Constructing sequences for expression plasmids

Data files contain construct sequences for expression plasmids related to the manuscript by Heider et al .The pRRL.sin.EF1α.eGFP plasmid was derived from an HIV-1 based pRRL.sin backbone plasmid and the enhanced green fluorescent (eGFP) protein was placed under the control of an elongation factor 1 α promoter (EF1α) (44). Then, pRRL.sin.EF1α.PPI.P2A.eGFP was generated from pRRL.sin.EF1α.eGFP plasmid.

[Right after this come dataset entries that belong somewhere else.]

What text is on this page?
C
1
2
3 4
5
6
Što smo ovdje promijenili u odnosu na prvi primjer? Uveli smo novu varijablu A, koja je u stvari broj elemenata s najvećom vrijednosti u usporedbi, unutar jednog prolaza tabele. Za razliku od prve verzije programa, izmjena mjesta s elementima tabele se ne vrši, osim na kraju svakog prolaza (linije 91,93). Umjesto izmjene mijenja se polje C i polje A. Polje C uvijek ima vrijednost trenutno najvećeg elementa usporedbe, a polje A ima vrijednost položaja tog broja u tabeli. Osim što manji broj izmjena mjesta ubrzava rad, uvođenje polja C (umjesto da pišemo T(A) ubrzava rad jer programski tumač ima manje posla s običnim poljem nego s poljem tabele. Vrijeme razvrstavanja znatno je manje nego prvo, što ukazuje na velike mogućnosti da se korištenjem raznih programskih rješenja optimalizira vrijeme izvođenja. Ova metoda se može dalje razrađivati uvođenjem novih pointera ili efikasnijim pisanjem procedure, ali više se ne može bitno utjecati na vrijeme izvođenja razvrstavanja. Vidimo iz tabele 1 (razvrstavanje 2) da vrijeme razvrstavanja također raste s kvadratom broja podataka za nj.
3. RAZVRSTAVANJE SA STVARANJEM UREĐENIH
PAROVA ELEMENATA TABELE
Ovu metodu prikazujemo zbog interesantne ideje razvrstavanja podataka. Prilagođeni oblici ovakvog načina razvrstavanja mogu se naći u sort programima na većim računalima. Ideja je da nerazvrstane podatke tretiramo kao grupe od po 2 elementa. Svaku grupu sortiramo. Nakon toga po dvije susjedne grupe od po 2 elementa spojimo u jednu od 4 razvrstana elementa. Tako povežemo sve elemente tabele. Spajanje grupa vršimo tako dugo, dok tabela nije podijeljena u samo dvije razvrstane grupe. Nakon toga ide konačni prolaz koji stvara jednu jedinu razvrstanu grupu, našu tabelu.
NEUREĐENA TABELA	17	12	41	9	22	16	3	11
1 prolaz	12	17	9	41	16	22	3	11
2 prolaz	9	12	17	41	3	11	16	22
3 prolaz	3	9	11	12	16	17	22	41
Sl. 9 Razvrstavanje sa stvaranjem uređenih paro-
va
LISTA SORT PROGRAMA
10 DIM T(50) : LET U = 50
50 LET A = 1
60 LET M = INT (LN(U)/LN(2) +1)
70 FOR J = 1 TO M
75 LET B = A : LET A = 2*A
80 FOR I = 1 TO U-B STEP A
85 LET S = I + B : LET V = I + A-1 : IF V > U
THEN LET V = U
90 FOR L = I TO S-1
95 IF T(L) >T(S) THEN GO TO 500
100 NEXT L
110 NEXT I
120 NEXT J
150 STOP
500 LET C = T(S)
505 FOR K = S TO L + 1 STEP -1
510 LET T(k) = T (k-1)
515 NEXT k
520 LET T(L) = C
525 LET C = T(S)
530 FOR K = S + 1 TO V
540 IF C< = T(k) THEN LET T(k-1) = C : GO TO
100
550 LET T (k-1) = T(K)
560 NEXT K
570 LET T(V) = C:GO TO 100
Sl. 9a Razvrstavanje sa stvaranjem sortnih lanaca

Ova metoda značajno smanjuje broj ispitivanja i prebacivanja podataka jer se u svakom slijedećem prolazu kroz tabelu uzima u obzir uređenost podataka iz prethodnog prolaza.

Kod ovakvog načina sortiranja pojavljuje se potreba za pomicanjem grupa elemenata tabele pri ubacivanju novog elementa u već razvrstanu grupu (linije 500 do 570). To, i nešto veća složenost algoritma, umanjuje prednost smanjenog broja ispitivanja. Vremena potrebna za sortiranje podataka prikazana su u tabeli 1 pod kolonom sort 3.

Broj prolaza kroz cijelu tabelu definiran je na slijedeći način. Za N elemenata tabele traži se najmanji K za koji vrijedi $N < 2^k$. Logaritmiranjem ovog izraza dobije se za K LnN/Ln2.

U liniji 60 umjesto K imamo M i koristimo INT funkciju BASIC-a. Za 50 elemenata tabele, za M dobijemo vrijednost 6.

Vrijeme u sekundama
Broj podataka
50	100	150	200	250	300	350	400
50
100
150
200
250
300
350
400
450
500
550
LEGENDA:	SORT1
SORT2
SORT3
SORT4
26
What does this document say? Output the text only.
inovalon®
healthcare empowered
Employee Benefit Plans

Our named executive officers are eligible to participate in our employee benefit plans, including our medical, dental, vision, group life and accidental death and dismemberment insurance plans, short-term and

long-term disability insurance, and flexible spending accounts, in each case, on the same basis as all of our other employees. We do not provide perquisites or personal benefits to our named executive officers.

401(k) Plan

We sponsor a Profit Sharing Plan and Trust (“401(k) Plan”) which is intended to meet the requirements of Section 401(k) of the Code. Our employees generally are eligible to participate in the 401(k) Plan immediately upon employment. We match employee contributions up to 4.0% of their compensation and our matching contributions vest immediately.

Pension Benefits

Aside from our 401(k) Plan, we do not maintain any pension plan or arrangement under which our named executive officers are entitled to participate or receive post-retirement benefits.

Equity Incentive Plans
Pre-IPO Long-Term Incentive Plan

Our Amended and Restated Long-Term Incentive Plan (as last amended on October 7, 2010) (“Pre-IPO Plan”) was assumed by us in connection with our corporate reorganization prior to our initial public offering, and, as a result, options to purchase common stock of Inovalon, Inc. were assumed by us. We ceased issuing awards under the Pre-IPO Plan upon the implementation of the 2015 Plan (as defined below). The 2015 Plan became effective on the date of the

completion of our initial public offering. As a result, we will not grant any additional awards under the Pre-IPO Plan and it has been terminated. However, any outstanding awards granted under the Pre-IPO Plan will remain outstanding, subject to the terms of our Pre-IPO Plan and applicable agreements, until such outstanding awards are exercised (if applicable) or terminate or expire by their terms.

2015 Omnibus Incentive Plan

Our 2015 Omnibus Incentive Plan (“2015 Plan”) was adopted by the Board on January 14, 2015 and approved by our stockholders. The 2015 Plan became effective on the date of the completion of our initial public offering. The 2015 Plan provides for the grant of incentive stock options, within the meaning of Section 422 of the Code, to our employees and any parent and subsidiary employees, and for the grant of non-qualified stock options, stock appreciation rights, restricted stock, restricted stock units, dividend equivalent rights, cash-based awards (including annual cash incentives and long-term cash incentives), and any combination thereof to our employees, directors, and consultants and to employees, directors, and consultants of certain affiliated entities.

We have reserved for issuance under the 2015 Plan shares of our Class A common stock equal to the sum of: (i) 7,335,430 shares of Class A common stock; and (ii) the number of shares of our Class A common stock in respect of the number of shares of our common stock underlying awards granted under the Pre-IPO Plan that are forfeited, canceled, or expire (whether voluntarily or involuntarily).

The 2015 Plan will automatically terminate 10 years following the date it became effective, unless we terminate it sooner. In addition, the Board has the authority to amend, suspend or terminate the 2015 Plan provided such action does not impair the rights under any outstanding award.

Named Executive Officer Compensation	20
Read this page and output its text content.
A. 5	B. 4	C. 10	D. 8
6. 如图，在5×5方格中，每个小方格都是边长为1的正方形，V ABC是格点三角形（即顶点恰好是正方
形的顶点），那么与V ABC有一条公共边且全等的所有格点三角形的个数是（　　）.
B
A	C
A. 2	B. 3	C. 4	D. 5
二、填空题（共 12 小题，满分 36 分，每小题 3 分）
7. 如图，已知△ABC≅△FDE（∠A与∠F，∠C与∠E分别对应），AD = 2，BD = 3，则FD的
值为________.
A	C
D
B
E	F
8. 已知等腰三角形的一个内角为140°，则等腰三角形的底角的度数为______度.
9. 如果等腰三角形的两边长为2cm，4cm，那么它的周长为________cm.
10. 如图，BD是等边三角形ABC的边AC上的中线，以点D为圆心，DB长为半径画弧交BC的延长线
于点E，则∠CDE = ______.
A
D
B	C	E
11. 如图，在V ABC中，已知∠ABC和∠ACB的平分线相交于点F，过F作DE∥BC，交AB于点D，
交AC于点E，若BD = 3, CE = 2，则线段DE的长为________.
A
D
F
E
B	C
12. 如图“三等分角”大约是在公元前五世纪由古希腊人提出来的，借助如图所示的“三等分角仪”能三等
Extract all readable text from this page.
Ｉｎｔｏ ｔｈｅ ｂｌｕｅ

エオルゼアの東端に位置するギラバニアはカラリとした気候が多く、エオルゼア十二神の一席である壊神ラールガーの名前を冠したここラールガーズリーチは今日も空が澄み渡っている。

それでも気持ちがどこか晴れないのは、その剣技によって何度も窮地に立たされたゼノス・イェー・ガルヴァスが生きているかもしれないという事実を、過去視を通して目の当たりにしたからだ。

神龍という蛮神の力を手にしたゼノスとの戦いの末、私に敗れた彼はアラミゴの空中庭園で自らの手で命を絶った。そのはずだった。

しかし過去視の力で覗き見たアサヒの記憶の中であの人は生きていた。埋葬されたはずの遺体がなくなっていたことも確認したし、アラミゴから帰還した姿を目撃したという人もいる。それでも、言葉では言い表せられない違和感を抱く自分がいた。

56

The encoding sequence for human preproinsulin (hPPI, aa1-110) was inserted upstream of the eGFP sequence and separated from it by a peptide 2A cleavage site sequence. pRLL.sin.HLA-DRα.eGFP.EFS.mTagBFP2 plasmid was then generated from pRRL.sin.EF1α.PPI.P2A.eGFP, by replacing the EF1α promoter with that of a HLA-DRα. The mTagBFP2 sequence (45) from pRRL.sin.EF1α.Hygro.P2A.mTagBFP2 (46) plasmid (AddGene #99374) was placed under the control of an intron-less EF1α promoter (EFS) (47) and then inserted. The hPPI sequence was then added upstream of the eGFP sequence and separated by a P2A cleavage site sequence to generate pRLL.sin.HLA-DRα.PPI.P2A.eGFP.EFS.mTagBFP2. pRRL.sin.HLA-DRα.pp65.P2A.EFS.mTagBFP2 was derived from the pRLL.sin.HLA-DRα.PPI.P2A.eGFP.EFS.mTagBFP2 plasmid, but the sequence encoding NY-ESO-1157-165 CMV pp65495-503 with linkers (48, 49) replaced the hPPI2-24 sequence so that a NY-ESO-1157-165 pp65495-503 PPI24- 110 fusion protein was encoded.